The vote came amid pressure from the teachers union and community groups, which have long argued that a midyear reshuffling of classrooms and teachers unacceptably disrupts thousands of students.
The looming teacher reduction was among several budget-balancing measures adopted earlier this year at Brewer’s recommendation.
That budget was approved by the previous school board. But a new majority, endorsed by Mayor Antonio Villaraigosa, took control in July.
Since then, the board has added expenses and tried to undo key cuts in the $6.2-billion budget. Those expenses include more than $30 million in benefits for part-time cafeteria workers and $37 million that Brewer said was needed to fix the malfunctioning payroll system.

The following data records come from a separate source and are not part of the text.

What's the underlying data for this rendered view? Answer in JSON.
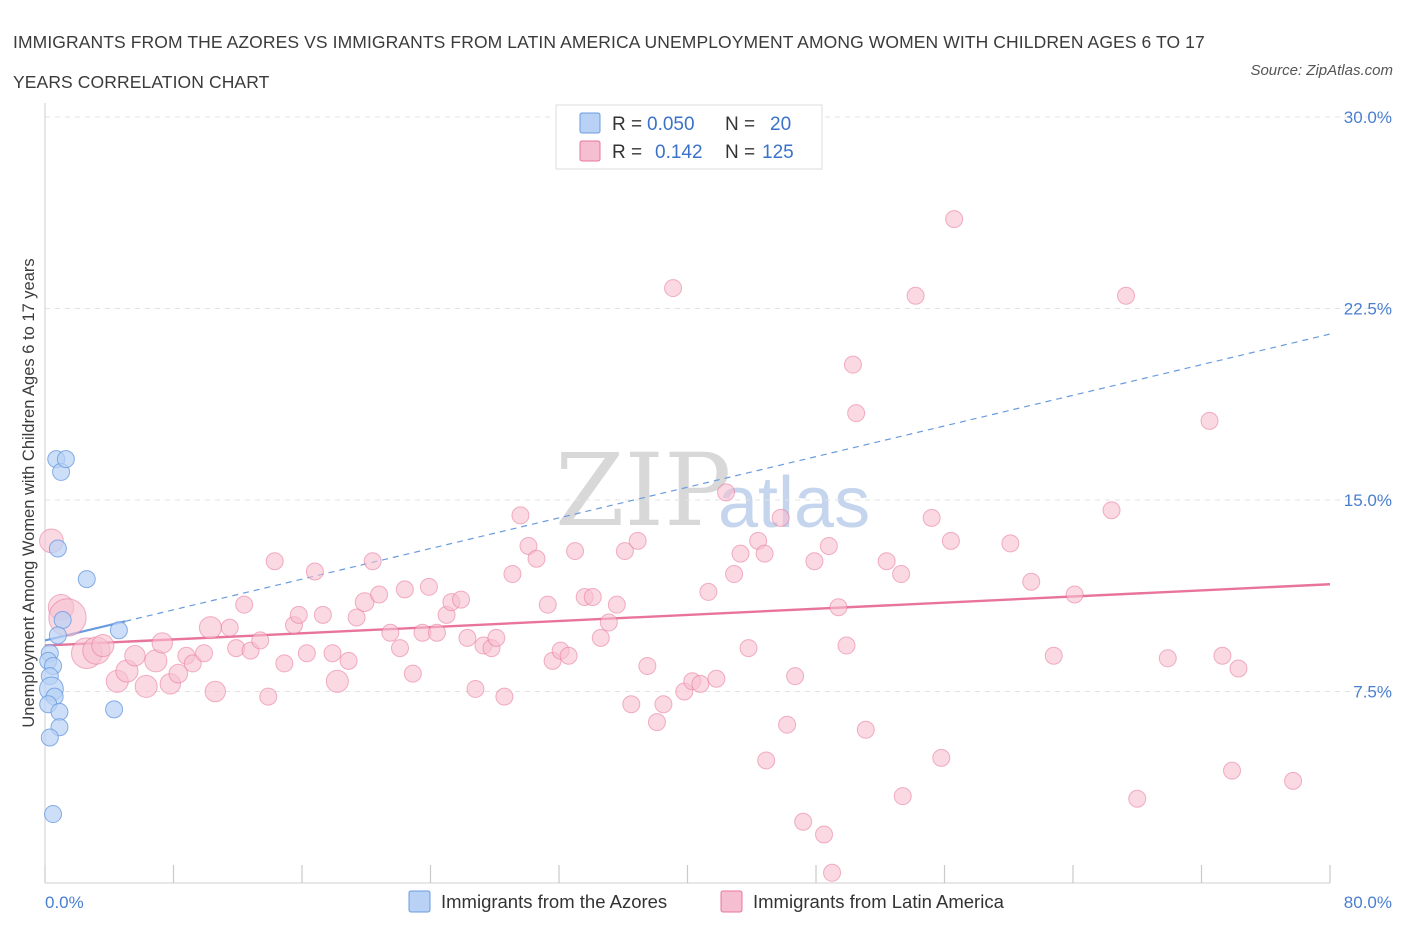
{
  "header": {
    "title": "IMMIGRANTS FROM THE AZORES VS IMMIGRANTS FROM LATIN AMERICA UNEMPLOYMENT AMONG WOMEN WITH CHILDREN AGES 6 TO 17 YEARS CORRELATION CHART",
    "source": "Source: ZipAtlas.com"
  },
  "watermark": {
    "zip": "ZIP",
    "atlas": "atlas"
  },
  "colors": {
    "azores": "#6a9be0",
    "azores_fill": "#b8d1f5",
    "latin": "#e8749b",
    "latin_fill": "#f6bfd1",
    "tick": "#4a7fd0"
  },
  "legend": {
    "azores": {
      "r_label": "R =",
      "r_value": "0.050",
      "n_label": "N =",
      "n_value": "20"
    },
    "latin": {
      "r_label": "R =",
      "r_value": "0.142",
      "n_label": "N =",
      "n_value": "125"
    }
  },
  "chart_data": {
    "type": "scatter",
    "title": "IMMIGRANTS FROM THE AZORES VS IMMIGRANTS FROM LATIN AMERICA UNEMPLOYMENT AMONG WOMEN WITH CHILDREN AGES 6 TO 17 YEARS CORRELATION CHART",
    "xlabel": "",
    "ylabel": "Unemployment Among Women with Children Ages 6 to 17 years",
    "xlim": [
      0,
      80
    ],
    "ylim": [
      0,
      30
    ],
    "x_tick_labels": [
      "0.0%",
      "80.0%"
    ],
    "y_ticks": [
      7.5,
      15.0,
      22.5,
      30.0
    ],
    "y_tick_labels": [
      "7.5%",
      "15.0%",
      "22.5%",
      "30.0%"
    ],
    "grid": true,
    "legend_position": "top-center",
    "series": [
      {
        "name": "Immigrants from the Azores",
        "R": 0.05,
        "N": 20,
        "trend": {
          "x": [
            0,
            80
          ],
          "y": [
            9.5,
            21.5
          ],
          "solid_until_x": 5
        },
        "points": [
          {
            "x": 0.7,
            "y": 16.6,
            "s": 1
          },
          {
            "x": 1.0,
            "y": 16.1,
            "s": 1
          },
          {
            "x": 1.3,
            "y": 16.6,
            "s": 1
          },
          {
            "x": 0.8,
            "y": 13.1,
            "s": 1
          },
          {
            "x": 2.6,
            "y": 11.9,
            "s": 1
          },
          {
            "x": 1.1,
            "y": 10.3,
            "s": 1
          },
          {
            "x": 4.6,
            "y": 9.9,
            "s": 1
          },
          {
            "x": 0.8,
            "y": 9.7,
            "s": 1
          },
          {
            "x": 0.3,
            "y": 9.0,
            "s": 1
          },
          {
            "x": 0.2,
            "y": 8.7,
            "s": 1
          },
          {
            "x": 0.5,
            "y": 8.5,
            "s": 1
          },
          {
            "x": 0.3,
            "y": 8.1,
            "s": 1
          },
          {
            "x": 0.4,
            "y": 7.6,
            "s": 1.4
          },
          {
            "x": 0.6,
            "y": 7.3,
            "s": 1
          },
          {
            "x": 0.2,
            "y": 7.0,
            "s": 1
          },
          {
            "x": 0.9,
            "y": 6.7,
            "s": 1
          },
          {
            "x": 4.3,
            "y": 6.8,
            "s": 1
          },
          {
            "x": 0.9,
            "y": 6.1,
            "s": 1
          },
          {
            "x": 0.3,
            "y": 5.7,
            "s": 1
          },
          {
            "x": 0.5,
            "y": 2.7,
            "s": 1
          }
        ]
      },
      {
        "name": "Immigrants from Latin America",
        "R": 0.142,
        "N": 125,
        "trend": {
          "x": [
            0,
            80
          ],
          "y": [
            9.3,
            11.7
          ]
        },
        "points": [
          {
            "x": 0.4,
            "y": 13.4,
            "s": 1.4
          },
          {
            "x": 1.0,
            "y": 10.8,
            "s": 1.5
          },
          {
            "x": 1.4,
            "y": 10.4,
            "s": 2.2
          },
          {
            "x": 2.6,
            "y": 9.0,
            "s": 1.8
          },
          {
            "x": 3.2,
            "y": 9.1,
            "s": 1.6
          },
          {
            "x": 3.6,
            "y": 9.3,
            "s": 1.3
          },
          {
            "x": 4.5,
            "y": 7.9,
            "s": 1.3
          },
          {
            "x": 5.1,
            "y": 8.3,
            "s": 1.3
          },
          {
            "x": 5.6,
            "y": 8.9,
            "s": 1.2
          },
          {
            "x": 6.3,
            "y": 7.7,
            "s": 1.3
          },
          {
            "x": 6.9,
            "y": 8.7,
            "s": 1.3
          },
          {
            "x": 7.3,
            "y": 9.4,
            "s": 1.2
          },
          {
            "x": 7.8,
            "y": 7.8,
            "s": 1.2
          },
          {
            "x": 8.3,
            "y": 8.2,
            "s": 1.1
          },
          {
            "x": 8.8,
            "y": 8.9,
            "s": 1
          },
          {
            "x": 9.2,
            "y": 8.6,
            "s": 1
          },
          {
            "x": 9.9,
            "y": 9.0,
            "s": 1
          },
          {
            "x": 10.3,
            "y": 10.0,
            "s": 1.3
          },
          {
            "x": 10.6,
            "y": 7.5,
            "s": 1.2
          },
          {
            "x": 11.5,
            "y": 10.0,
            "s": 1
          },
          {
            "x": 11.9,
            "y": 9.2,
            "s": 1
          },
          {
            "x": 12.4,
            "y": 10.9,
            "s": 1
          },
          {
            "x": 12.8,
            "y": 9.1,
            "s": 1
          },
          {
            "x": 13.4,
            "y": 9.5,
            "s": 1
          },
          {
            "x": 13.9,
            "y": 7.3,
            "s": 1
          },
          {
            "x": 14.3,
            "y": 12.6,
            "s": 1
          },
          {
            "x": 14.9,
            "y": 8.6,
            "s": 1
          },
          {
            "x": 15.5,
            "y": 10.1,
            "s": 1
          },
          {
            "x": 15.8,
            "y": 10.5,
            "s": 1
          },
          {
            "x": 16.3,
            "y": 9.0,
            "s": 1
          },
          {
            "x": 16.8,
            "y": 12.2,
            "s": 1
          },
          {
            "x": 17.3,
            "y": 10.5,
            "s": 1
          },
          {
            "x": 17.9,
            "y": 9.0,
            "s": 1
          },
          {
            "x": 18.2,
            "y": 7.9,
            "s": 1.3
          },
          {
            "x": 18.9,
            "y": 8.7,
            "s": 1
          },
          {
            "x": 19.4,
            "y": 10.4,
            "s": 1
          },
          {
            "x": 19.9,
            "y": 11.0,
            "s": 1.1
          },
          {
            "x": 20.4,
            "y": 12.6,
            "s": 1
          },
          {
            "x": 20.8,
            "y": 11.3,
            "s": 1
          },
          {
            "x": 21.5,
            "y": 9.8,
            "s": 1
          },
          {
            "x": 22.1,
            "y": 9.2,
            "s": 1
          },
          {
            "x": 22.4,
            "y": 11.5,
            "s": 1
          },
          {
            "x": 22.9,
            "y": 8.2,
            "s": 1
          },
          {
            "x": 23.5,
            "y": 9.8,
            "s": 1
          },
          {
            "x": 23.9,
            "y": 11.6,
            "s": 1
          },
          {
            "x": 24.4,
            "y": 9.8,
            "s": 1
          },
          {
            "x": 25.0,
            "y": 10.5,
            "s": 1
          },
          {
            "x": 25.3,
            "y": 11.0,
            "s": 1
          },
          {
            "x": 25.9,
            "y": 11.1,
            "s": 1
          },
          {
            "x": 26.3,
            "y": 9.6,
            "s": 1
          },
          {
            "x": 26.8,
            "y": 7.6,
            "s": 1
          },
          {
            "x": 27.3,
            "y": 9.3,
            "s": 1
          },
          {
            "x": 27.8,
            "y": 9.2,
            "s": 1
          },
          {
            "x": 28.1,
            "y": 9.6,
            "s": 1
          },
          {
            "x": 28.6,
            "y": 7.3,
            "s": 1
          },
          {
            "x": 29.1,
            "y": 12.1,
            "s": 1
          },
          {
            "x": 29.6,
            "y": 14.4,
            "s": 1
          },
          {
            "x": 30.1,
            "y": 13.2,
            "s": 1
          },
          {
            "x": 30.6,
            "y": 12.7,
            "s": 1
          },
          {
            "x": 31.3,
            "y": 10.9,
            "s": 1
          },
          {
            "x": 31.6,
            "y": 8.7,
            "s": 1
          },
          {
            "x": 32.1,
            "y": 9.1,
            "s": 1
          },
          {
            "x": 32.6,
            "y": 8.9,
            "s": 1
          },
          {
            "x": 33.0,
            "y": 13.0,
            "s": 1
          },
          {
            "x": 33.6,
            "y": 11.2,
            "s": 1
          },
          {
            "x": 34.1,
            "y": 11.2,
            "s": 1
          },
          {
            "x": 34.6,
            "y": 9.6,
            "s": 1
          },
          {
            "x": 35.1,
            "y": 10.2,
            "s": 1
          },
          {
            "x": 35.6,
            "y": 10.9,
            "s": 1
          },
          {
            "x": 36.1,
            "y": 13.0,
            "s": 1
          },
          {
            "x": 36.5,
            "y": 7.0,
            "s": 1
          },
          {
            "x": 36.9,
            "y": 13.4,
            "s": 1
          },
          {
            "x": 37.5,
            "y": 8.5,
            "s": 1
          },
          {
            "x": 38.1,
            "y": 6.3,
            "s": 1
          },
          {
            "x": 38.5,
            "y": 7.0,
            "s": 1
          },
          {
            "x": 39.1,
            "y": 23.3,
            "s": 1
          },
          {
            "x": 39.8,
            "y": 7.5,
            "s": 1
          },
          {
            "x": 40.3,
            "y": 7.9,
            "s": 1
          },
          {
            "x": 40.8,
            "y": 7.8,
            "s": 1
          },
          {
            "x": 41.3,
            "y": 11.4,
            "s": 1
          },
          {
            "x": 41.8,
            "y": 8.0,
            "s": 1
          },
          {
            "x": 42.4,
            "y": 15.3,
            "s": 1
          },
          {
            "x": 42.9,
            "y": 12.1,
            "s": 1
          },
          {
            "x": 43.3,
            "y": 12.9,
            "s": 1
          },
          {
            "x": 43.8,
            "y": 9.2,
            "s": 1
          },
          {
            "x": 44.4,
            "y": 13.4,
            "s": 1
          },
          {
            "x": 44.8,
            "y": 12.9,
            "s": 1
          },
          {
            "x": 44.9,
            "y": 4.8,
            "s": 1
          },
          {
            "x": 45.8,
            "y": 14.3,
            "s": 1
          },
          {
            "x": 46.2,
            "y": 6.2,
            "s": 1
          },
          {
            "x": 46.7,
            "y": 8.1,
            "s": 1
          },
          {
            "x": 47.2,
            "y": 2.4,
            "s": 1
          },
          {
            "x": 47.9,
            "y": 12.6,
            "s": 1
          },
          {
            "x": 48.5,
            "y": 1.9,
            "s": 1
          },
          {
            "x": 48.8,
            "y": 13.2,
            "s": 1
          },
          {
            "x": 49.0,
            "y": 0.4,
            "s": 1
          },
          {
            "x": 49.4,
            "y": 10.8,
            "s": 1
          },
          {
            "x": 49.9,
            "y": 9.3,
            "s": 1
          },
          {
            "x": 50.5,
            "y": 18.4,
            "s": 1
          },
          {
            "x": 50.3,
            "y": 20.3,
            "s": 1
          },
          {
            "x": 51.1,
            "y": 6.0,
            "s": 1
          },
          {
            "x": 52.4,
            "y": 12.6,
            "s": 1
          },
          {
            "x": 53.3,
            "y": 12.1,
            "s": 1
          },
          {
            "x": 53.4,
            "y": 3.4,
            "s": 1
          },
          {
            "x": 54.2,
            "y": 23.0,
            "s": 1
          },
          {
            "x": 55.2,
            "y": 14.3,
            "s": 1
          },
          {
            "x": 55.8,
            "y": 4.9,
            "s": 1
          },
          {
            "x": 56.4,
            "y": 13.4,
            "s": 1
          },
          {
            "x": 56.6,
            "y": 26.0,
            "s": 1
          },
          {
            "x": 60.1,
            "y": 13.3,
            "s": 1
          },
          {
            "x": 61.4,
            "y": 11.8,
            "s": 1
          },
          {
            "x": 62.8,
            "y": 8.9,
            "s": 1
          },
          {
            "x": 64.1,
            "y": 11.3,
            "s": 1
          },
          {
            "x": 66.4,
            "y": 14.6,
            "s": 1
          },
          {
            "x": 67.3,
            "y": 23.0,
            "s": 1
          },
          {
            "x": 68.0,
            "y": 3.3,
            "s": 1
          },
          {
            "x": 69.9,
            "y": 8.8,
            "s": 1
          },
          {
            "x": 72.5,
            "y": 18.1,
            "s": 1
          },
          {
            "x": 73.3,
            "y": 8.9,
            "s": 1
          },
          {
            "x": 73.9,
            "y": 4.4,
            "s": 1
          },
          {
            "x": 74.3,
            "y": 8.4,
            "s": 1
          },
          {
            "x": 77.7,
            "y": 4.0,
            "s": 1
          }
        ]
      }
    ]
  },
  "bottom_legend": {
    "azores_label": "Immigrants from the Azores",
    "latin_label": "Immigrants from Latin America"
  }
}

Brewer warned Tuesday against further spending increases, advising board members to wait two weeks until the district’s budget picture was clearer. He warned that a pending analysis could show that the district was running a deficit.
Board of Education President Monica Garcia commended Brewer and Chief Financial Officer Joseph Zeronian for their prudence but dismissed their concerns. Financially, she said, “We are strong. I want our academic record to look as strong as our financial one. . . . My job as a board member is to put resources where they best serve students.”
Tuesday’s debate became entangled with a brewing conflict over a huge influx of state funds through the Quality Education Investment Act. It is meant to pay for class-size reduction and counselors at many of the state’s lowest achieving schools, including dozens in L.A. Unified.
The use of that money, along with the pending teacher reassignments, were rallying points at an afternoon demonstration outside district headquarters that drew about 75 participants from community groups allied with United Teachers Los Angeles, the teachers union.
The activists asserted that the new state money already was being mishandled because it was being spent to maintain teaching staffs rather than add to them.
At the meeting, Brewer said the district had long planned to use some of that money to pay the salaries of teachers who otherwise would be displaced at midyear. That money, and other funding meant to benefit the poor and English learners, would have decreased the number of displaced teachers to only 10 districtwide, Brewer said. Without that strategy, 447 teachers were at risk.
But the union and its allies insisted that using the new funds that way was improper. And when a board majority agreed by a 6-1 vote, the effect was not the cost of 10 teachers, but the cost of 447, which the district pegged at $18 million. The union estimates the costs at $8.5 million.
After a two-hour discussion, the measure was supported by new and old board members alike.
Only Marlene Canter dissented, saying that it was irresponsible to add expenses piecemeal, especially with a possible impending deficit and without knowing the effect of necessary offsetting cuts.
The board’s vote staved off the reintroduction of an unpopular practice, dropped years ago, of reducing staff at midyear in response to declining enrollment.
The enrollment slippage during the school year is part of the district’s ongoing dropout crisis -- about 50% of the district’s students don’t graduate on time. When enough students leave, the district can displace teachers, dissolve their classes and distribute remaining students elsewhere.
A version of this staff adjustment plays out every October when schools file official student head counts. This fall, Los Angeles High School, for example, lost two science teachers when enrollment came in about 300 students fewer than anticipated.
A month and a half into the semester, the school had to release Eva Becker and Mary Eckel -- young, energetic and talented science teachers, said Felicia Perez, the school’s union co-chairperson.
“As a teacher, you’re starting to make connections with students,” Perez said. “This is our first year of having small learning communities throughout the school, and, poof, these teachers are gone. It hurts students in terms of the trust they develop and the learning relationship.”
Perez said her school typically loses another 300 students over the fall semester.
Making such adjustments midyear is worse, critics said.
Brewer agreed, but focused on finances.
“The issue is: I look at my checkbook; can I pay for it?” he said. “At some point you can’t get any more blood from this turnip.”
Board members insisted that they were not being irresponsible. Rather, they said, their concern was to establish priorities.
“I know this is fraught with danger,” said board member Richard Vladovic, “but I believe, as an educator, we have to do what’s right for kids. . . . I have to represent my constituents.”
In other moves Tuesday with financial implications, the school board unanimously restored the popular honors orchestra program -- a comparatively small budget item at $150,000 -- and voted to consider adding $2.77 million to the district’s translation unit, more than offsetting an earlier cut.